An important reason why conditional probabilities are very useful is that they allow us to divide and conquer.
They allow us to split complicated probability modes into simpler submodels that we can then analyze one at a time.
Let me remind you of the Total Probability Theorem that has his particular flavor.
Total Probability Theorem We divide our sample space into three disjoint events– A1, A2, and A3.
And these events form a partition of the sample space, that is, they exhaust all possibilities.
They correspond to three alternative scenarios, one of which is going to occur.
And then we may be interested in a certain event B.
That event B may occur under either scenario.

And the Total Probability Theorem tells us that we can calculate the probability of event B by considering the probability that it occurs under any given scenario and weigh those probabilities according to the probabilities of the different scenarios.
Now, let us bring random variables into the picture.
Let us fix a particular value– little x– and let the event B be the event that the random variable takes on this particular value.
Let us now translate the Total Probability Theorem to this situation.
Total Expectation Theorem First, the picture will look slightly different.
Our event B has been replaced by the particular event that we’re now considering.
Now, what is this probability? The probability that event B occurs, having fixed the particular choice of little x, is the value of PMF at that particular x.

How about this probability here? This is the probability that the random variable, capital X, takes on the value little x– that’s what a PMF is– but in the conditional universe.
So we’re dealing with a conditional PMF.
And so on with the other terms.
So this equation here is just the usual Total Probability Theorem but translated into PMF notation.
Now this version of the Total Probability Theorem, of course, is true for all values of little x.
This means that we can now multiply both sides of this equation by x and them sum over all possibles choices of x.
We recognize that here we have the expected value of the random variable X.
Now, we do the same thing to the right hand side.
We multiply by x.

And then we sum over all possible values of x.
This is going to be the first term.
And then we will have similar terms.
Now, what do we have here?
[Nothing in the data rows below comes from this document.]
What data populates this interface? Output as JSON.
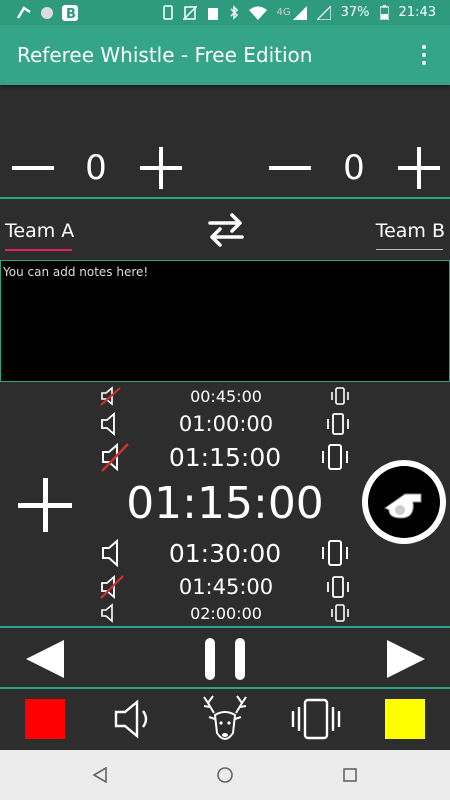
{
  "status_bar": {
    "battery": "37%",
    "time": "21:43",
    "network": "4G",
    "icons": [
      "ring-app-icon",
      "dot-icon",
      "b-app-icon",
      "phone-icon",
      "no-sim-icon",
      "clipboard-icon",
      "bluetooth-icon",
      "wifi-icon",
      "signal-icon",
      "signal-icon",
      "battery-icon"
    ]
  },
  "app_bar": {
    "title": "Referee Whistle - Free Edition",
    "menu_icon": "overflow-menu-icon"
  },
  "scores": {
    "team_a_score": "0",
    "team_b_score": "0"
  },
  "teams": {
    "team_a": "Team A",
    "team_b": "Team B",
    "swap_icon": "swap-arrows-icon"
  },
  "notes": {
    "placeholder": "You can add notes here!"
  },
  "timer": {
    "current": "01:15:00",
    "presets": [
      {
        "time": "00:45:00",
        "sound_muted": true
      },
      {
        "time": "01:00:00",
        "sound_muted": false
      },
      {
        "time": "01:15:00",
        "sound_muted": true
      },
      {
        "time": "01:30:00",
        "sound_muted": false
      },
      {
        "time": "01:45:00",
        "sound_muted": true
      },
      {
        "time": "02:00:00",
        "sound_muted": false
      }
    ]
  },
  "colors": {
    "accent": "#35a58a",
    "status_bar": "#2f9b7e",
    "divider": "#2aa38a",
    "team_underline": "#e0245e",
    "red_card": "#ff0000",
    "yellow_card": "#ffff00",
    "background": "#2d2d2d"
  }
}
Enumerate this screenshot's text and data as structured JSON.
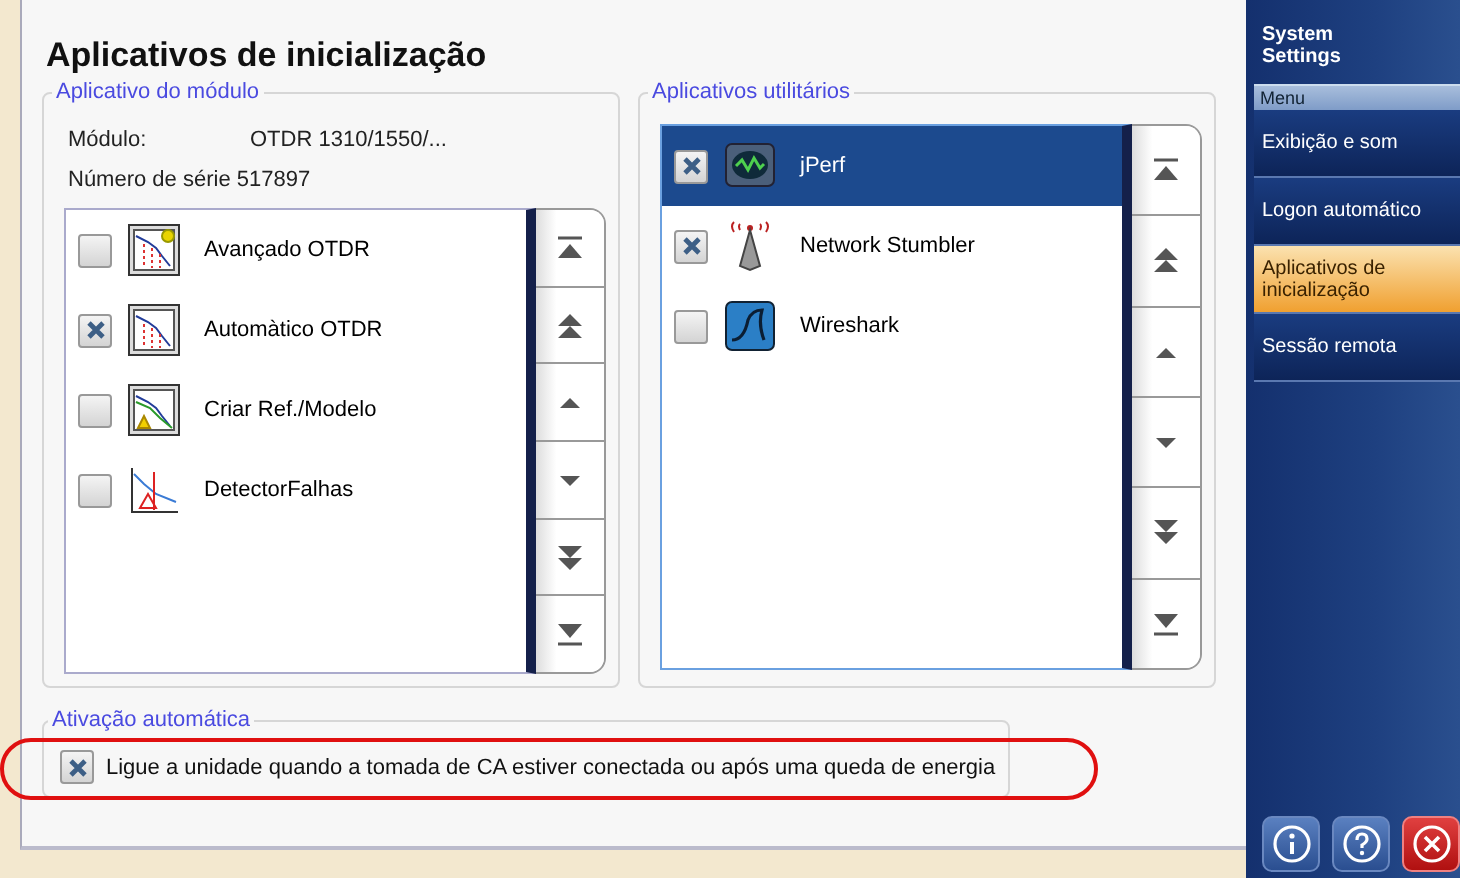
{
  "title": "Aplicativos de inicialização",
  "module_group": {
    "legend": "Aplicativo do módulo",
    "module_label": "Módulo:",
    "module_value": "OTDR 1310/1550/...",
    "serial": "Número de série 517897",
    "apps": [
      {
        "label": "Avançado OTDR",
        "kind": "advanced",
        "checked": false,
        "selected": false
      },
      {
        "label": "Automàtico OTDR",
        "kind": "auto",
        "checked": true,
        "selected": false
      },
      {
        "label": "Criar Ref./Modelo",
        "kind": "reference",
        "checked": false,
        "selected": false
      },
      {
        "label": "DetectorFalhas",
        "kind": "fault",
        "checked": false,
        "selected": false
      }
    ]
  },
  "utility_group": {
    "legend": "Aplicativos utilitários",
    "apps": [
      {
        "label": "jPerf",
        "kind": "meter",
        "checked": true,
        "selected": true
      },
      {
        "label": "Network Stumbler",
        "kind": "antenna",
        "checked": true,
        "selected": false
      },
      {
        "label": "Wireshark",
        "kind": "fin",
        "checked": false,
        "selected": false
      }
    ]
  },
  "auto_start": {
    "legend": "Ativação automática",
    "label": "Ligue a unidade quando a tomada de CA estiver conectada ou após uma queda de energia",
    "checked": true,
    "circled": true
  },
  "sidebar": {
    "title": "System Settings",
    "menu_header": "Menu",
    "items": [
      {
        "label": "Exibição e som",
        "selected": false
      },
      {
        "label": "Logon automático",
        "selected": false
      },
      {
        "label": "Aplicativos de inicialização",
        "selected": true
      },
      {
        "label": "Sessão remota",
        "selected": false
      }
    ]
  }
}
This expression is just the conditional expectation of the random variable X under the scenario that event A1 has occurred.
So what we have established is this particular formula, which is called the Total Expectation Theorem.
It tells us that the expected value of a random variable can be calculated by considering different scenarios.
Finding the expected value under each of the possible scenarios and weigh them.
Weigh the scenarios according to their respective probabilities.
The picture is like this.
Under each scenario, the random variable X has a certain conditional expectation.
We take all these into account.
We weigh them according to their corresponding probabilities.
And we add them up to find the expected value of X.
So we can divide and conquer.
We can replace a possibly complicated calculation of an expected value by hopefully simpler calculations under each one of possible scenarios.

Let me illustrate the idea by a simple example.
Example Let us consider this PMF, and let us try to calculate the expected value of the associated random variable.
One way to divide and conquer is to define an event, A1, which is that our random variable takes values in this set, and another event, A2, which is that the random variable takes values in that set.
Let us now apply the Total Expectations Theorem.
Let us calculate all the terms that are required.
First, we find the probabilities of the different scenarios.
The probability of event A1 is 1/9 plus 1/9 plus 1/9 which is 1/3.
And the probability of event A2 is 2/9 plus 2/9 plus 2/9 which adds up to 2/3.
How about conditional expectations? In a universe where event A1 one has occurred, only these three values are possible.
They had equal probabilities, so in the conditional model, they will also have equal probabilities.
So we will have a uniform distribution over the set {0, 1, 2}.
By symmetry, the expected value is going to be in the middle.
So this expected value is equal to 1.
And by a similar argument, the expected value of X under the second scenario is going to be the midpoint of this range, which is equal to 7.

And now we can apply the Total Probability Theorem and write that the expected value of X is equal to the probability of the first scenario times the expected value under the first scenario plus the probability of the second scenario times the expected value under the second scenario.
In this case, by breaking down the problem in these two subcases, the calculations that were required were somewhat simpler than if you were to proceed directly.
Of course, this is a rather simple example.
But as we go on with this course, we will apply the Total Probability Theorem in much more interesting and complicated situations.